Une dynamique partenariale

L’association a ainsi développé de nombreux partenariats : la Plateforme Prévention Sida propose des dépistages en santé sexuelle et reproductive via le projet FABSS (Lire le n° de janvier d’Education Santé), Médecins du Monde des consultations médicales, SOS Jeunes un accompagnement spécifique pour les mineurs étrangers non accompagnés qui connaissent de fortes comorbidités. En parallèle l’équipe mobile d’experts du vécu de Fedasil suit les demandes liées à la protection internationale.

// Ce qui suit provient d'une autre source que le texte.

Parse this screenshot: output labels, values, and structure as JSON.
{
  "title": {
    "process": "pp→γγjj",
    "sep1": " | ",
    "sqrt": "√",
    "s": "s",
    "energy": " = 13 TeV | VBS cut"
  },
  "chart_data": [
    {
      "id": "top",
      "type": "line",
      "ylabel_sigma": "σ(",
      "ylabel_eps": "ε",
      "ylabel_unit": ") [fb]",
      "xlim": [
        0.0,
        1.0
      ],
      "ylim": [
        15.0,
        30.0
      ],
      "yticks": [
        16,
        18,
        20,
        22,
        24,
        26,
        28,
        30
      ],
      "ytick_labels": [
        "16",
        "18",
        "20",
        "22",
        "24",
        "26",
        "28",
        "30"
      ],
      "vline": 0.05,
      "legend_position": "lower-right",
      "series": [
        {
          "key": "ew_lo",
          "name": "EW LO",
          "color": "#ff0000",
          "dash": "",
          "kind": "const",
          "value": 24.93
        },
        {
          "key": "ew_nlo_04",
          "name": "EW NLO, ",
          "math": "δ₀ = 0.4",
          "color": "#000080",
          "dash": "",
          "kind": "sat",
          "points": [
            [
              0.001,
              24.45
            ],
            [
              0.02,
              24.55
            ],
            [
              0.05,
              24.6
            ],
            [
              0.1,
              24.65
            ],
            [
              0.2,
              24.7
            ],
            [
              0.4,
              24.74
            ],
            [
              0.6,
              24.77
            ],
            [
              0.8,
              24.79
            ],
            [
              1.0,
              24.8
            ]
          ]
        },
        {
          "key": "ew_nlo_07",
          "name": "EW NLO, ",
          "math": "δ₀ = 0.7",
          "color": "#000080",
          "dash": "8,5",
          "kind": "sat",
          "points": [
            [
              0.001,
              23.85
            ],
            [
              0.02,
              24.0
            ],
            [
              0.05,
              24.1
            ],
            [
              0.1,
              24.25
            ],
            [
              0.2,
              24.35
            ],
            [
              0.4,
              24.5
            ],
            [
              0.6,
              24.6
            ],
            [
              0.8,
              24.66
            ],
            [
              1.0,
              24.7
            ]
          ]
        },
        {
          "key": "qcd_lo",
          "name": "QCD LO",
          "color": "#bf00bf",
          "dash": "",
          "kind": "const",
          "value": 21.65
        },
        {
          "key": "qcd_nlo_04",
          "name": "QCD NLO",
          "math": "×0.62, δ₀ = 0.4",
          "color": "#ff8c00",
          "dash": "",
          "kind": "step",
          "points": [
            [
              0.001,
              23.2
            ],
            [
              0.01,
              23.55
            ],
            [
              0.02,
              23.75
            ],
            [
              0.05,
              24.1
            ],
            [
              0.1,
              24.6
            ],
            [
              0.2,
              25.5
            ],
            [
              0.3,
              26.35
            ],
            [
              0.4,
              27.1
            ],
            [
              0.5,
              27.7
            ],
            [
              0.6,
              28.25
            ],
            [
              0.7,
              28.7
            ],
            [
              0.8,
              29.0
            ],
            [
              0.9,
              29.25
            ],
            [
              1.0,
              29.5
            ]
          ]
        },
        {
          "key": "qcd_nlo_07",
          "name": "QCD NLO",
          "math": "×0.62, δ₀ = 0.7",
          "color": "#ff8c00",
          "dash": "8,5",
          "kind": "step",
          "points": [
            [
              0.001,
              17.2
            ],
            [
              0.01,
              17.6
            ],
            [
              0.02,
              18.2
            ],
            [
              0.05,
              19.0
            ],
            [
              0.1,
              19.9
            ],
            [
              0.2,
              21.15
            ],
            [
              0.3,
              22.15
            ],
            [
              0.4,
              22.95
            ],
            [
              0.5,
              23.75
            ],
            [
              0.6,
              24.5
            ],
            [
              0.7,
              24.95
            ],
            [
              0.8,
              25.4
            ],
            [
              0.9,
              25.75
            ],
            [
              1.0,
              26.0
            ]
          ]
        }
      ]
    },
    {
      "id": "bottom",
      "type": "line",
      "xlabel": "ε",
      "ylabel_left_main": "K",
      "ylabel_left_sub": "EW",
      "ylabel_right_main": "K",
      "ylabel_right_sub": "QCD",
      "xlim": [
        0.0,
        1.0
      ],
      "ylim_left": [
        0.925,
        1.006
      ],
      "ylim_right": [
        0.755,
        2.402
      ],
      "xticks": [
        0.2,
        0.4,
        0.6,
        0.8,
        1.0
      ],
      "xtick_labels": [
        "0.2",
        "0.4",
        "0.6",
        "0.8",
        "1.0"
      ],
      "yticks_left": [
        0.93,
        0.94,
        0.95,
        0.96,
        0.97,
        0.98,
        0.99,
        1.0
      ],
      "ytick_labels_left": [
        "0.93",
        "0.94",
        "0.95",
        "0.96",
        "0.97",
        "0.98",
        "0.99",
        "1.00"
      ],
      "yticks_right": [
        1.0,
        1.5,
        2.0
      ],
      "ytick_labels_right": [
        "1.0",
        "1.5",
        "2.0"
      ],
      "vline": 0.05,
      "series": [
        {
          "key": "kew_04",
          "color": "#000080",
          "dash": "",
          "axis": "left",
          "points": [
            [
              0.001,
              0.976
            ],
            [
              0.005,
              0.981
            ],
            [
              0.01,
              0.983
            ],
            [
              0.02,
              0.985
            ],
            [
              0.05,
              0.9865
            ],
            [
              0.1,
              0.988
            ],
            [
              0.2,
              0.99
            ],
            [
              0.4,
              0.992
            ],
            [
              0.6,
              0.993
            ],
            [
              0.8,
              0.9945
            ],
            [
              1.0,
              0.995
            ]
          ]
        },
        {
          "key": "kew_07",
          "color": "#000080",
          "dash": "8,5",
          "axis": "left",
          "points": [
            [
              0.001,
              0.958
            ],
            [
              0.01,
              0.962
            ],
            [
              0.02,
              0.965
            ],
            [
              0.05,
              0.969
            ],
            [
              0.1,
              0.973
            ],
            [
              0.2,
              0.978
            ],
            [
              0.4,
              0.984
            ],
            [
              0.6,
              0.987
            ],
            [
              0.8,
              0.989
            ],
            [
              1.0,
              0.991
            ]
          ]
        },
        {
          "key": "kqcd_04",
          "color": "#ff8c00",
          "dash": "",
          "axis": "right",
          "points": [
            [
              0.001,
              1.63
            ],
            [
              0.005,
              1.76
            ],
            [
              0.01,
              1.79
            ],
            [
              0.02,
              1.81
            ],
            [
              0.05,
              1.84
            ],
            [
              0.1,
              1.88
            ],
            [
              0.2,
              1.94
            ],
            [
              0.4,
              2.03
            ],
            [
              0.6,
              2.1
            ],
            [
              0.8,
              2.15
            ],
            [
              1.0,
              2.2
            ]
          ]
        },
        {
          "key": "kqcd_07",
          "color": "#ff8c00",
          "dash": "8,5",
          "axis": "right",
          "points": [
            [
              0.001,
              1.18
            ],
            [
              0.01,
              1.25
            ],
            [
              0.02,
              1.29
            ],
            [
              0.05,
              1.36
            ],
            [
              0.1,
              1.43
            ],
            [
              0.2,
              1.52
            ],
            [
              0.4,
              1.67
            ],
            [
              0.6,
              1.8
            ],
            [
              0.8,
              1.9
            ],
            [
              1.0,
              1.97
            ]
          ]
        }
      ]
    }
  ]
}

Comme les femmes qui fréquentent le centre de jour ont souvent été exposées à des violences de genre, l’équipe de DoucheFLUX a aussi développé un panel d’activités sur la réappropriation du corps. « La plupart des femmes ont des problèmes de dissociation, liée à des parcours traumatiques très lourds. Quand la dissociation est trop forte, la personne risque de développer des problèmes de santé mentale ou des addictions, c’est pour cela que cela nous paraît essentiel » précise Marie Zune.

Des massothérapeutes de l’asbl Dana, qui pratiquent aussi en centre de prise en charge des violences sexuelles, donnent des séances de massages bénévolement. Avec Equal Brussels, le GAMS Belgique et la Féda, les équipes travaillent enfin sur un protocole d’accueil des victimes de violences sexuelles.

Que ce soit pour le projet HORIZON Fxmmes, ou le fonctionnement du centre de jour, l’instabilité tant financière que des équipes au sein des associations impacte régulièrement la dynamique, rendant toutes ces tentatives d’accroche et d’accompagnement éminemment politiques.